山形勲は、山本圭にパチンコ屋の一軒も持たせて生計を立てさせたい、と意味不明の提案をして長男夫婦に同意を求めるのだが、岩崎加根子は猛反発。あんな勝手なことばかりしている者にそんなことをする必要はない。わたしたちのこともかんがえてください。意見を押し切りパチンコ屋の下見までするのだが、どうもそう簡単には買い取れぬとわかったようで就職を勧める。

二十一歳の父が活躍するのは子どもが生まれてから。就職面接の日、赤ちゃんが発熱する。倍賞千恵子も寝込んだとかで山本圭は役者仲間の友人勝呂誉に赤ちゃんを託そうとする。笑いのつもりなんだろうか。熱のある赤ちゃんを籠に入れて連れまわし、面接先のテレビ局に向かい勝呂誉に預けようとするのだが泣き止まずおろおろしているところを、バッタリと山形勲に会う。お前、面接は?何で赤ちゃんがいるんだ?熱があるじゃないか?馬鹿者!!わたしも本当にそう思う。

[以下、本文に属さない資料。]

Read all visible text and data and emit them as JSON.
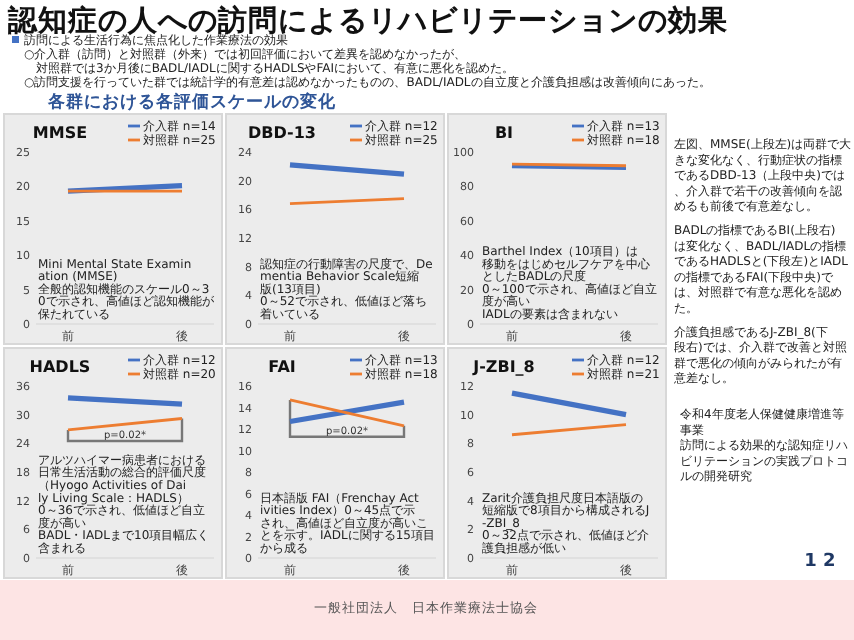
{
  "chart_data": [
    {
      "type": "line",
      "title": "MMSE",
      "categories": [
        "前",
        "後"
      ],
      "ylim": [
        0,
        25
      ],
      "yticks": [
        0,
        5,
        10,
        15,
        20,
        25
      ],
      "legend": "top right",
      "series": [
        {
          "name": "介入群 n=14",
          "color": "#4472c4",
          "values": [
            19.3,
            20.1
          ]
        },
        {
          "name": "対照群 n=25",
          "color": "#ed7d31",
          "values": [
            19.3,
            19.3
          ]
        }
      ],
      "annotations": [
        "Mini Mental State Examination (MMSE)\n全般的認知機能のスケール0～30で示され、高値ほど認知機能が保たれている"
      ]
    },
    {
      "type": "line",
      "title": "DBD-13",
      "categories": [
        "前",
        "後"
      ],
      "ylim": [
        0,
        24
      ],
      "yticks": [
        0,
        4,
        8,
        12,
        16,
        20,
        24
      ],
      "legend": "top right",
      "series": [
        {
          "name": "介入群 n=12",
          "color": "#4472c4",
          "values": [
            22.2,
            20.9
          ]
        },
        {
          "name": "対照群 n=25",
          "color": "#ed7d31",
          "values": [
            16.8,
            17.5
          ]
        }
      ],
      "annotations": [
        "認知症の行動障害の尺度で、Dementia Behavior Scale短縮版(13項目)\n0～52で示され、低値ほど落ち着いている"
      ]
    },
    {
      "type": "line",
      "title": "BI",
      "categories": [
        "前",
        "後"
      ],
      "ylim": [
        0,
        100
      ],
      "yticks": [
        0,
        20,
        40,
        60,
        80,
        100
      ],
      "legend": "top right",
      "series": [
        {
          "name": "介入群 n=13",
          "color": "#4472c4",
          "values": [
            92,
            91
          ]
        },
        {
          "name": "対照群 n=18",
          "color": "#ed7d31",
          "values": [
            93,
            92
          ]
        }
      ],
      "annotations": [
        "Barthel Index（10項目）は移動をはじめセルフケアを中心としたBADLの尺度\n0～100で示され、高値ほど自立度が高い\nIADLの要素は含まれない"
      ]
    },
    {
      "type": "line",
      "title": "HADLS",
      "categories": [
        "前",
        "後"
      ],
      "ylim": [
        0,
        36
      ],
      "yticks": [
        0,
        6,
        12,
        18,
        24,
        30,
        36
      ],
      "legend": "top right",
      "series": [
        {
          "name": "介入群 n=12",
          "color": "#4472c4",
          "values": [
            33.5,
            32.2
          ]
        },
        {
          "name": "対照群 n=20",
          "color": "#ed7d31",
          "values": [
            26.8,
            29.2
          ]
        }
      ],
      "annotations": [
        "アルツハイマー病患者における日常生活活動の総合的評価尺度（Hyogo Activities of Daily Living Scale：HADLS）\n0～36で示され、低値ほど自立度が高い\nBADL・IADLまで10項目幅広く含まれる",
        "p=0.02*"
      ]
    },
    {
      "type": "line",
      "title": "FAI",
      "categories": [
        "前",
        "後"
      ],
      "ylim": [
        0,
        16
      ],
      "yticks": [
        0,
        2,
        4,
        6,
        8,
        10,
        12,
        14,
        16
      ],
      "legend": "top right",
      "series": [
        {
          "name": "介入群 n=13",
          "color": "#4472c4",
          "values": [
            12.7,
            14.5
          ]
        },
        {
          "name": "対照群 n=18",
          "color": "#ed7d31",
          "values": [
            14.7,
            12.3
          ]
        }
      ],
      "annotations": [
        "日本語版 FAI（Frenchay Activities Index）0～45点で示され、高値ほど自立度が高いことを示す。IADLに関する15項目から成る",
        "p=0.02*"
      ]
    },
    {
      "type": "line",
      "title": "J-ZBI_8",
      "categories": [
        "前",
        "後"
      ],
      "ylim": [
        0,
        12
      ],
      "yticks": [
        0,
        2,
        4,
        6,
        8,
        10,
        12
      ],
      "legend": "top right",
      "series": [
        {
          "name": "介入群 n=12",
          "color": "#4472c4",
          "values": [
            11.5,
            10.0
          ]
        },
        {
          "name": "対照群 n=21",
          "color": "#ed7d31",
          "values": [
            8.6,
            9.3
          ]
        }
      ],
      "annotations": [
        "Zarit介護負担尺度日本語版の短縮版で8項目から構成されるJ-ZBI_8\n0～32点で示され、低値ほど介護負担感が低い"
      ]
    },
    {
      "type": "other",
      "title": "認知症の人への訪問によるリハビリテーションの効果",
      "annotations": [
        "訪問による生活行為に焦点化した作業療法の効果",
        "○介入群（訪問）と対照群（外来）では初回評価において差異を認めなかったが、",
        "　対照群では3か月後にBADL/IADLに関するHADLSやFAIにおいて、有意に悪化を認めた。",
        "○訪問支援を行っていた群では統計学的有意差は認めなかったものの、BADL/IADLの自立度と介護負担感は改善傾向にあった。",
        "各群における各評価スケールの変化",
        "左図、MMSE(上段左)は両群で大きな変化なく、行動症状の指標であるDBD-13（上段中央)では、介入群で若干の改善傾向を認めるも前後で有意差なし。",
        "BADLの指標であるBI(上段右)は変化なく、BADL/IADLの指標であるHADLSと(下段左)とIADLの指標であるFAI(下段中央)では、対照群で有意な悪化を認めた。",
        "介護負担感であるJ-ZBI_8(下段右)では、介入群で改善と対照群で悪化の傾向がみられたが有意差なし。",
        "令和4年度老人保健健康増進等事業",
        "訪問による効果的な認知症リハビリテーションの実践プロトコルの開発研究",
        "1 2",
        "一般社団法人　日本作業療法士協会"
      ]
    }
  ]
}
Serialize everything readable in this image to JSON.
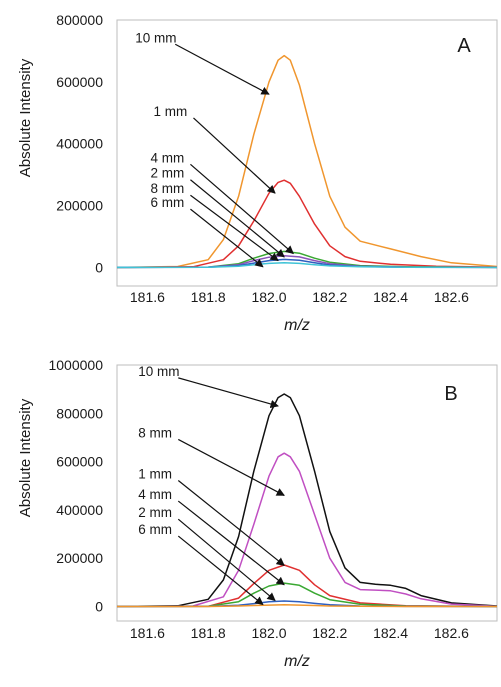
{
  "chart_data": [
    {
      "type": "line",
      "panel_label": "A",
      "xlabel": "m/z",
      "ylabel": "Absolute Intensity",
      "xlim": [
        181.5,
        182.75
      ],
      "ylim": [
        -60000,
        800000
      ],
      "x_ticks": [
        181.6,
        181.8,
        182.0,
        182.2,
        182.4,
        182.6
      ],
      "x_tick_labels": [
        "181.6",
        "181.8",
        "182.0",
        "182.2",
        "182.4",
        "182.6"
      ],
      "y_ticks": [
        0,
        200000,
        400000,
        600000,
        800000
      ],
      "y_tick_labels": [
        "0",
        "200000",
        "400000",
        "600000",
        "800000"
      ],
      "grid": false,
      "frame": true,
      "series": [
        {
          "name": "10 mm",
          "color": "#f0962e",
          "x": [
            181.5,
            181.7,
            181.8,
            181.85,
            181.9,
            181.95,
            182.0,
            182.03,
            182.05,
            182.07,
            182.1,
            182.15,
            182.2,
            182.25,
            182.3,
            182.4,
            182.5,
            182.6,
            182.75
          ],
          "y": [
            0,
            3000,
            25000,
            90000,
            230000,
            430000,
            600000,
            670000,
            685000,
            670000,
            590000,
            400000,
            230000,
            130000,
            85000,
            60000,
            35000,
            15000,
            3000
          ]
        },
        {
          "name": "1 mm",
          "color": "#e03030",
          "x": [
            181.5,
            181.75,
            181.85,
            181.9,
            181.95,
            182.0,
            182.03,
            182.05,
            182.07,
            182.1,
            182.15,
            182.2,
            182.25,
            182.3,
            182.4,
            182.55,
            182.75
          ],
          "y": [
            0,
            2000,
            25000,
            70000,
            150000,
            240000,
            275000,
            282000,
            272000,
            230000,
            140000,
            70000,
            35000,
            20000,
            10000,
            4000,
            1000
          ]
        },
        {
          "name": "4 mm",
          "color": "#3aa832",
          "x": [
            181.5,
            181.8,
            181.9,
            181.95,
            182.0,
            182.05,
            182.1,
            182.15,
            182.2,
            182.3,
            182.45,
            182.75
          ],
          "y": [
            0,
            1000,
            12000,
            30000,
            45000,
            52000,
            46000,
            30000,
            17000,
            6000,
            2000,
            0
          ]
        },
        {
          "name": "2 mm",
          "color": "#8a52b8",
          "x": [
            181.5,
            181.8,
            181.9,
            181.95,
            182.0,
            182.05,
            182.1,
            182.15,
            182.2,
            182.3,
            182.45,
            182.75
          ],
          "y": [
            0,
            1000,
            9000,
            22000,
            33000,
            38000,
            34000,
            22000,
            12000,
            4000,
            1000,
            0
          ]
        },
        {
          "name": "8 mm",
          "color": "#2f5fbf",
          "x": [
            181.5,
            181.8,
            181.9,
            181.95,
            182.0,
            182.05,
            182.1,
            182.15,
            182.2,
            182.3,
            182.45,
            182.75
          ],
          "y": [
            0,
            500,
            6000,
            14000,
            22000,
            26000,
            23000,
            15000,
            8000,
            3000,
            500,
            0
          ]
        },
        {
          "name": "6 mm",
          "color": "#3fc3d6",
          "x": [
            181.5,
            181.8,
            181.9,
            181.95,
            182.0,
            182.05,
            182.1,
            182.15,
            182.2,
            182.3,
            182.45,
            182.75
          ],
          "y": [
            0,
            500,
            4000,
            9000,
            13000,
            15000,
            13000,
            9000,
            5000,
            2000,
            500,
            0
          ]
        }
      ],
      "annotations": [
        {
          "text": "10 mm",
          "x": 181.56,
          "y": 728000,
          "arrow_to": [
            182.0,
            560000
          ]
        },
        {
          "text": "1 mm",
          "x": 181.62,
          "y": 490000,
          "arrow_to": [
            182.02,
            240000
          ]
        },
        {
          "text": "4 mm",
          "x": 181.61,
          "y": 340000,
          "arrow_to": [
            182.08,
            45000
          ]
        },
        {
          "text": "2 mm",
          "x": 181.61,
          "y": 290000,
          "arrow_to": [
            182.05,
            34000
          ]
        },
        {
          "text": "8 mm",
          "x": 181.61,
          "y": 240000,
          "arrow_to": [
            182.03,
            22000
          ]
        },
        {
          "text": "6 mm",
          "x": 181.61,
          "y": 195000,
          "arrow_to": [
            181.98,
            2000
          ]
        }
      ]
    },
    {
      "type": "line",
      "panel_label": "B",
      "xlabel": "m/z",
      "ylabel": "Absolute Intensity",
      "xlim": [
        181.5,
        182.75
      ],
      "ylim": [
        -60000,
        1000000
      ],
      "x_ticks": [
        181.6,
        181.8,
        182.0,
        182.2,
        182.4,
        182.6
      ],
      "x_tick_labels": [
        "181.6",
        "181.8",
        "182.0",
        "182.2",
        "182.4",
        "182.6"
      ],
      "y_ticks": [
        0,
        200000,
        400000,
        600000,
        800000,
        1000000
      ],
      "y_tick_labels": [
        "0",
        "200000",
        "400000",
        "600000",
        "800000",
        "1000000"
      ],
      "grid": false,
      "frame": true,
      "series": [
        {
          "name": "10 mm",
          "color": "#111111",
          "x": [
            181.5,
            181.7,
            181.8,
            181.85,
            181.9,
            181.95,
            182.0,
            182.03,
            182.05,
            182.07,
            182.1,
            182.15,
            182.2,
            182.25,
            182.3,
            182.35,
            182.4,
            182.45,
            182.5,
            182.6,
            182.75
          ],
          "y": [
            0,
            3000,
            30000,
            110000,
            290000,
            560000,
            790000,
            865000,
            880000,
            865000,
            790000,
            560000,
            310000,
            160000,
            100000,
            92000,
            88000,
            75000,
            45000,
            15000,
            2000
          ]
        },
        {
          "name": "8 mm",
          "color": "#c04fc2",
          "x": [
            181.5,
            181.75,
            181.85,
            181.9,
            181.95,
            182.0,
            182.03,
            182.05,
            182.07,
            182.1,
            182.15,
            182.2,
            182.25,
            182.3,
            182.35,
            182.4,
            182.45,
            182.5,
            182.6,
            182.75
          ],
          "y": [
            0,
            2000,
            40000,
            150000,
            340000,
            540000,
            620000,
            635000,
            620000,
            560000,
            380000,
            200000,
            100000,
            70000,
            68000,
            65000,
            52000,
            32000,
            10000,
            1000
          ]
        },
        {
          "name": "1 mm",
          "color": "#e03030",
          "x": [
            181.5,
            181.8,
            181.9,
            181.95,
            182.0,
            182.05,
            182.1,
            182.15,
            182.2,
            182.3,
            182.45,
            182.75
          ],
          "y": [
            0,
            1000,
            35000,
            95000,
            150000,
            172000,
            150000,
            90000,
            45000,
            15000,
            3000,
            0
          ]
        },
        {
          "name": "4 mm",
          "color": "#3aa832",
          "x": [
            181.5,
            181.8,
            181.9,
            181.95,
            182.0,
            182.05,
            182.1,
            182.15,
            182.2,
            182.3,
            182.45,
            182.75
          ],
          "y": [
            0,
            1000,
            20000,
            55000,
            85000,
            97000,
            88000,
            55000,
            28000,
            9000,
            2000,
            0
          ]
        },
        {
          "name": "2 mm",
          "color": "#2f5fbf",
          "x": [
            181.5,
            181.8,
            181.9,
            181.95,
            182.0,
            182.05,
            182.1,
            182.15,
            182.2,
            182.3,
            182.45,
            182.75
          ],
          "y": [
            0,
            500,
            5000,
            12000,
            20000,
            23000,
            20000,
            13000,
            7000,
            2000,
            500,
            0
          ]
        },
        {
          "name": "6 mm",
          "color": "#f0962e",
          "x": [
            181.5,
            181.8,
            181.9,
            181.95,
            182.0,
            182.05,
            182.1,
            182.15,
            182.2,
            182.3,
            182.45,
            182.75
          ],
          "y": [
            0,
            200,
            2000,
            4000,
            6000,
            7000,
            6000,
            4000,
            2000,
            1000,
            200,
            0
          ]
        }
      ],
      "annotations": [
        {
          "text": "10 mm",
          "x": 181.57,
          "y": 955000,
          "arrow_to": [
            182.03,
            830000
          ]
        },
        {
          "text": "8 mm",
          "x": 181.57,
          "y": 700000,
          "arrow_to": [
            182.05,
            460000
          ]
        },
        {
          "text": "1 mm",
          "x": 181.57,
          "y": 530000,
          "arrow_to": [
            182.05,
            170000
          ]
        },
        {
          "text": "4 mm",
          "x": 181.57,
          "y": 445000,
          "arrow_to": [
            182.05,
            90000
          ]
        },
        {
          "text": "2 mm",
          "x": 181.57,
          "y": 370000,
          "arrow_to": [
            182.02,
            25000
          ]
        },
        {
          "text": "6 mm",
          "x": 181.57,
          "y": 300000,
          "arrow_to": [
            181.98,
            8000
          ]
        }
      ]
    }
  ]
}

倍賞千恵子と赤ちゃんが横断歩道で車に跳ねられて死ぬという事故報告が電話でやり取りされる。山本圭は、お前の人生はまだまだだ、気を落とさず進めなどと父兄に言われるのだが。ラスト。自死した山本圭の無念を自分のこととしてかんがえることができたのは勝呂誉だった。

『男はつらいよ』の倍賞千恵子を好きになってしまった高校生は、映画雑誌のテレビ欄を見ながら、彼女の出演作のあれも観たいこれも観たいと果てしない欲望に悶絶しておりました。その時に本作が深夜放送欄に載っかっていて観ようと固くこころに誓ったんですが。ぼんくらな高校生が観たところでよく理解できなかったかもしれない。

かれこれ数十年。ようやく念願が叶う。でも、テレビ欄では勝呂誉がトップだったので今の今まで彼が二十一歳の父なのかと思っていたのでした。